Whether they’re gravitating away from diamonds or toward styles that aren’t “too flashy,” consumers’ tastes are changing. In this issue’s Shop Talk opener (“Shopping for an Engagement Ring? Think Outside the (White Diamond) Box.”), contributor Randi Molofsky provides some excellent pointers on how to sell to the cutting-edge crowd.

Once you’ve digested that advice, check out “How Retailers Can Make the Most of Any Bridal Budget” for a compendium of tips collected by bridal specialist Amy Elliott, on how to sell to brides and grooms of all budgets and backgrounds, be they big spenders or bargain hunters.

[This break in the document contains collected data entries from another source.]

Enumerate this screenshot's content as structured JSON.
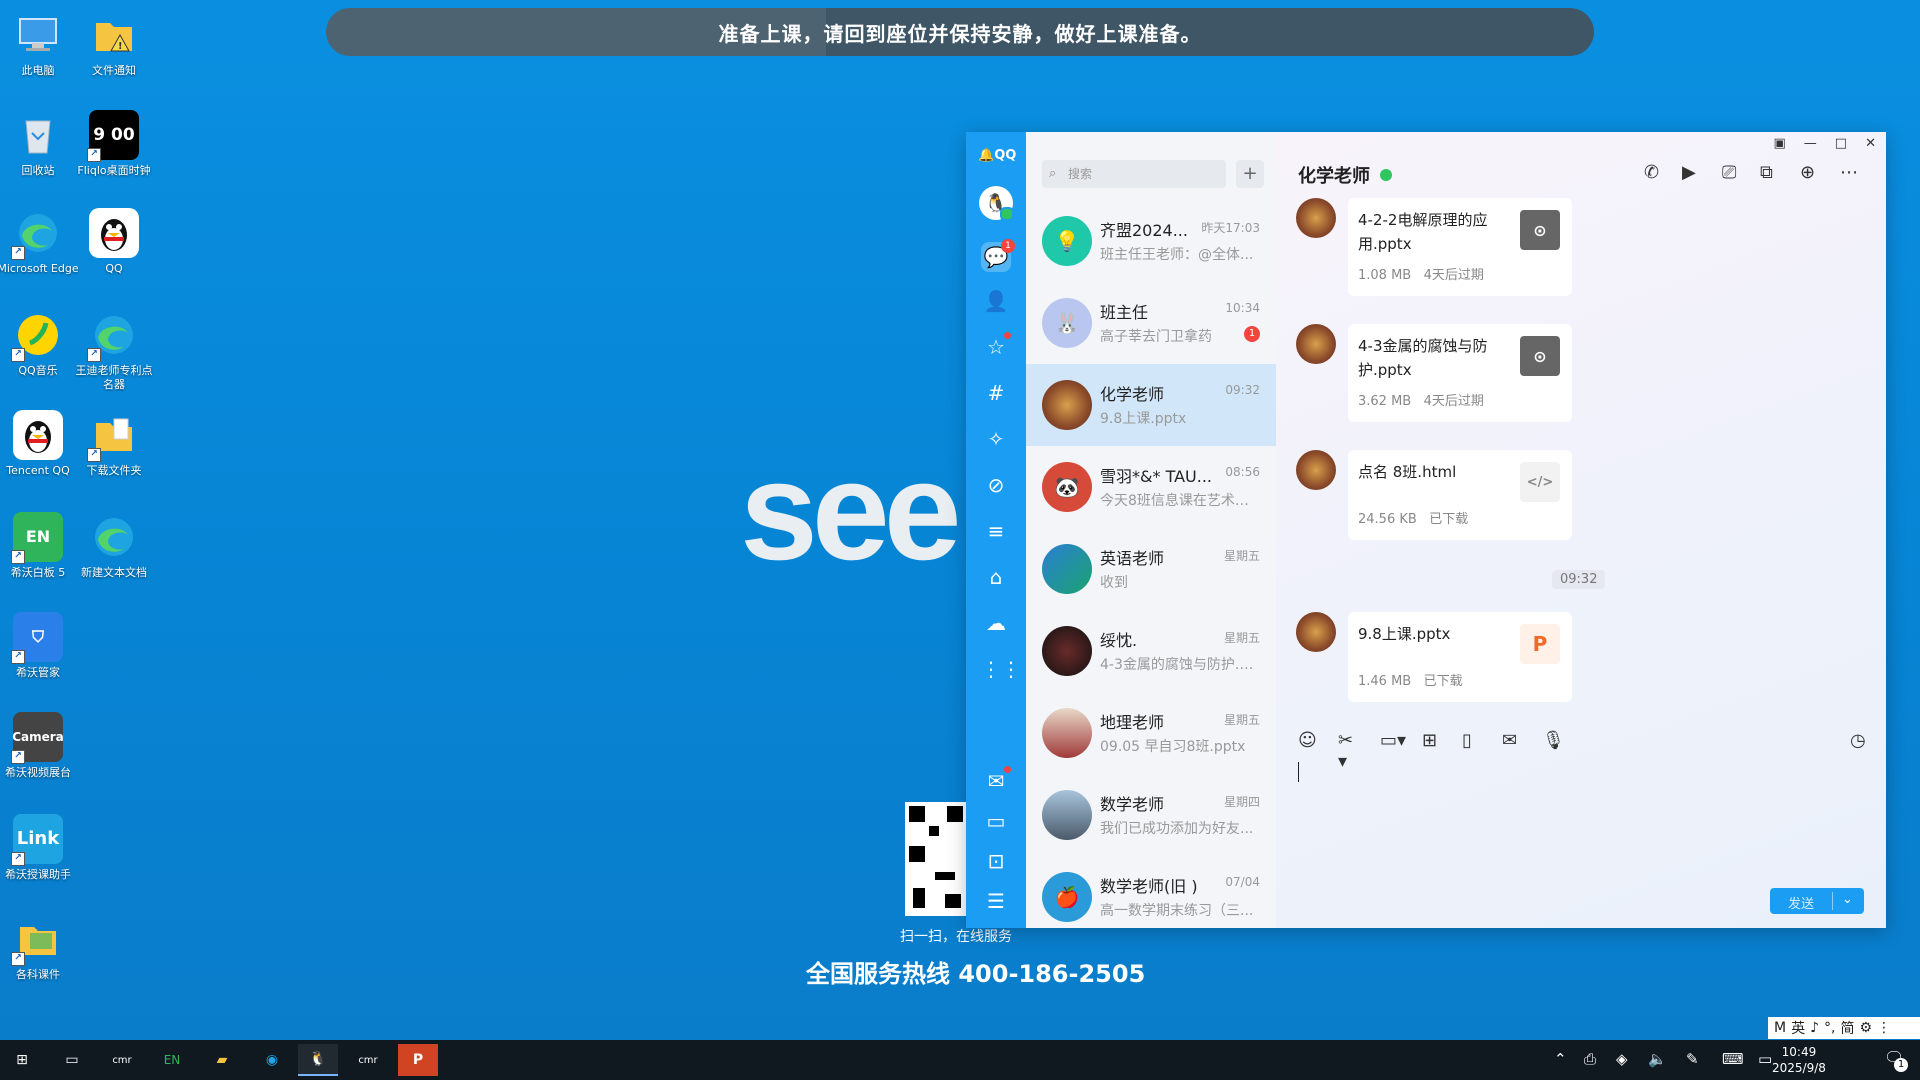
{
  "notice": "准备上课，请回到座位并保持安静，做好上课准备。",
  "desktop": {
    "icons": [
      {
        "label": "此电脑",
        "icon": "computer-icon"
      },
      {
        "label": "文件通知",
        "icon": "folder-warning-icon"
      },
      {
        "label": "回收站",
        "icon": "recycle-bin-icon"
      },
      {
        "label": "Fliqlo桌面时钟",
        "icon": "clock-icon",
        "glyph": "9 00"
      },
      {
        "label": "Microsoft Edge",
        "icon": "edge-icon"
      },
      {
        "label": "QQ",
        "icon": "qq-penguin-icon"
      },
      {
        "label": "QQ音乐",
        "icon": "qq-music-icon"
      },
      {
        "label": "王迪老师专利点名器",
        "icon": "edge-icon"
      },
      {
        "label": "Tencent QQ",
        "icon": "qq-penguin-icon"
      },
      {
        "label": "下载文件夹",
        "icon": "folder-icon"
      },
      {
        "label": "希沃白板 5",
        "icon": "seewo-board-icon",
        "glyph": "EN"
      },
      {
        "label": "新建文本文档",
        "icon": "edge-icon"
      },
      {
        "label": "希沃管家",
        "icon": "shield-icon"
      },
      {
        "label": "希沃视频展台",
        "icon": "camera-icon",
        "glyph": "Camera"
      },
      {
        "label": "希沃授课助手",
        "icon": "link-icon",
        "glyph": "Link"
      },
      {
        "label": "各科课件",
        "icon": "folder-icon"
      }
    ]
  },
  "wallpaper": {
    "brand": "see",
    "scan_text": "扫一扫，在线服务",
    "hotline": "全国服务热线 400-186-2505"
  },
  "qq": {
    "logo": "QQ",
    "nav_badge": "1",
    "search_placeholder": "搜索",
    "add_label": "+",
    "conversations": [
      {
        "name": "齐盟2024...",
        "time": "昨天17:03",
        "preview": "班主任王老师：@全体...",
        "avatar_color": "#1fc8a8",
        "glyph": "💡"
      },
      {
        "name": "班主任",
        "time": "10:34",
        "preview": "高子莘去门卫拿药",
        "badge": "1",
        "avatar_color": "#b9c7f0",
        "glyph": "🐰"
      },
      {
        "name": "化学老师",
        "time": "09:32",
        "preview": "9.8上课.pptx",
        "avatar_color": "#8a4a2a",
        "glyph": ""
      },
      {
        "name": "雪羽*&* TAU...",
        "time": "08:56",
        "preview": "今天8班信息课在艺术楼...",
        "avatar_color": "#d64a3a",
        "glyph": "🐼"
      },
      {
        "name": "英语老师",
        "time": "星期五",
        "preview": "收到",
        "avatar_color": "#2a7fd4",
        "glyph": ""
      },
      {
        "name": "绥忱.",
        "time": "星期五",
        "preview": "4-3金属的腐蚀与防护.p...",
        "avatar_color": "#222222",
        "glyph": ""
      },
      {
        "name": "地理老师",
        "time": "星期五",
        "preview": "09.05 早自习8班.pptx",
        "avatar_color": "#c77a5a",
        "glyph": ""
      },
      {
        "name": "数学老师",
        "time": "星期四",
        "preview": "我们已成功添加为好友...",
        "avatar_color": "#6a8aa6",
        "glyph": ""
      },
      {
        "name": "数学老师(旧 )",
        "time": "07/04",
        "preview": "高一数学期末练习（三...",
        "avatar_color": "#2a9ad8",
        "glyph": "🍎"
      }
    ],
    "chat": {
      "title": "化学老师",
      "messages": [
        {
          "file": "4-2-2电解原理的应用.pptx",
          "size": "1.08 MB",
          "status": "4天后过期",
          "icon": "download-icon",
          "icon_color": "#666666"
        },
        {
          "file": "4-3金属的腐蚀与防护.pptx",
          "size": "3.62 MB",
          "status": "4天后过期",
          "icon": "download-icon",
          "icon_color": "#666666"
        },
        {
          "file": "点名 8班.html",
          "size": "24.56 KB",
          "status": "已下载",
          "icon": "code-file-icon",
          "icon_color": "#f2f2f2"
        },
        {
          "file": "9.8上课.pptx",
          "size": "1.46 MB",
          "status": "已下载",
          "icon": "ppt-file-icon",
          "icon_color": "#fff1e8"
        }
      ],
      "time_divider": "09:32",
      "send_label": "发送"
    }
  },
  "ime": [
    "M",
    "英",
    "♪",
    "°,",
    "简",
    "⚙",
    "⋮"
  ],
  "taskbar": {
    "clock_time": "10:49",
    "clock_date": "2025/9/8",
    "notifications": "1"
  }
}
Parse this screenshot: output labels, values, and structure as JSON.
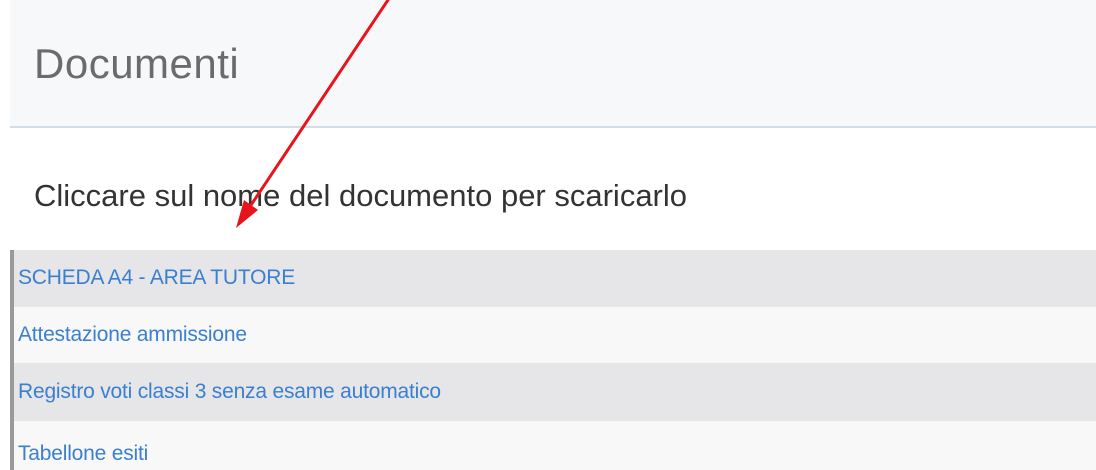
{
  "header": {
    "title": "Documenti"
  },
  "instruction": "Cliccare sul nome del documento per scaricarlo",
  "documents": [
    {
      "label": "SCHEDA A4 - AREA TUTORE"
    },
    {
      "label": "Attestazione ammissione"
    },
    {
      "label": "Registro voti classi 3 senza esame automatico"
    },
    {
      "label": "Tabellone esiti"
    }
  ],
  "colors": {
    "link": "#3a7fd0",
    "annotation_arrow": "#e8141c",
    "row_shaded": "#e6e6e8",
    "header_bg": "#f7f8fa"
  },
  "annotation": {
    "type": "arrow",
    "icon": "red-arrow-icon",
    "points_to": "document list"
  }
}
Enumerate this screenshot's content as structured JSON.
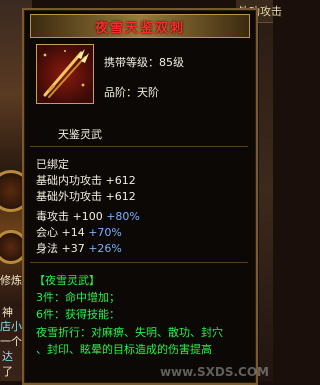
{
  "background": {
    "top_right_label": "外功攻击",
    "left_labels": [
      {
        "text": "修炼",
        "color": "#f0e6c8"
      },
      {
        "text": "神",
        "color": "#f0e6c8"
      },
      {
        "text": "店小",
        "color": "#7ee0e8"
      },
      {
        "text": "一个",
        "color": "#f0e6c8"
      },
      {
        "text": "达",
        "color": "#7ee0e8"
      },
      {
        "text": "了",
        "color": "#f0e6c8"
      }
    ]
  },
  "tooltip": {
    "title": "夜雪天鉴双刺",
    "icon": "dual-daggers-icon",
    "required_level": "携带等级：85级",
    "grade": "品阶：天阶",
    "category": "天鉴灵武",
    "bind_status": "已绑定",
    "stats": [
      {
        "name": "基础内功攻击",
        "value": "+612",
        "bonus": ""
      },
      {
        "name": "基础外功攻击",
        "value": "+612",
        "bonus": ""
      },
      {
        "name": "毒攻击",
        "value": "+100",
        "bonus": "+80%"
      },
      {
        "name": "会心",
        "value": "+14",
        "bonus": "+70%"
      },
      {
        "name": "身法",
        "value": "+37",
        "bonus": "+26%"
      }
    ],
    "set_name": "【夜雪灵武】",
    "set_bonuses": [
      "3件：命中增加；",
      "6件：获得技能："
    ],
    "skill_desc_line1": "夜雪折行：对麻痹、失明、散功、封穴",
    "skill_desc_line2": "、封印、眩晕的目标造成的伤害提高"
  },
  "watermark": "www.SXDS.COM"
}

A few months from now, you’ll be able to put that advice to use on the JCK Las Vegas show floor. The bridal pavilion will play host to 100-plus vendors as well as a bridal lounge sponsored by The Knot (our bridal research partner in crime—check out “2013 Wedding Gown and Jewelry Trends” for proof of our continuing collaboration).

But let’s not get ahead of ourselves. Between now and Vegas, we’ve got the Tucson gem shows to cover. I’ve made no secret of my love for this annual gathering of rock hounds to which virtually every nation with a stake in the gem trade sends a delegation. Thai dealers loaded with parcels of Burmese rubies mingle with Colombian emerald specialists, Sri Lankan sapphire traders, German agate carvers, Nigerian government valuators, Zambian garnet miners, Polish amber salesmen, and Brazilian tourmaline purveyors. The selection ranges from rocks that can fetch $50,000 per carat at wholesale to fossilized mastodon horns worth whatever the market for such oddities will bear.

The tradition started in 1955, when the Tucson Gem and Mineral Society staged its first buying show. What began as a modest gathering of amateur collectors and hobbyists spawned a succession of satellite ventures that attracted miners, cutters, dealers, gemologists, mineralogists, retailers, and designers from all over the world. Today, at least 30 shows take place during the first two weeks of February in hotel rooms and lobbies across town, drawing a roguish mix of characters to Tucson’s sprawling neighborhoods.

Senior editor Jennifer Heebner, who profiles a unique form of selling gems in this issue’s colored stone spotlight (“Roundtables: The Hot New Way for Retailers to Sell Colored Stones”), will be there, as will I. If you see us cruising the aisles of the American Gem Trade Association GemFair, or picking through bins of minerals at one of the kooky shows that line Interstate 10, don’t be shy. We’d love to hear from you.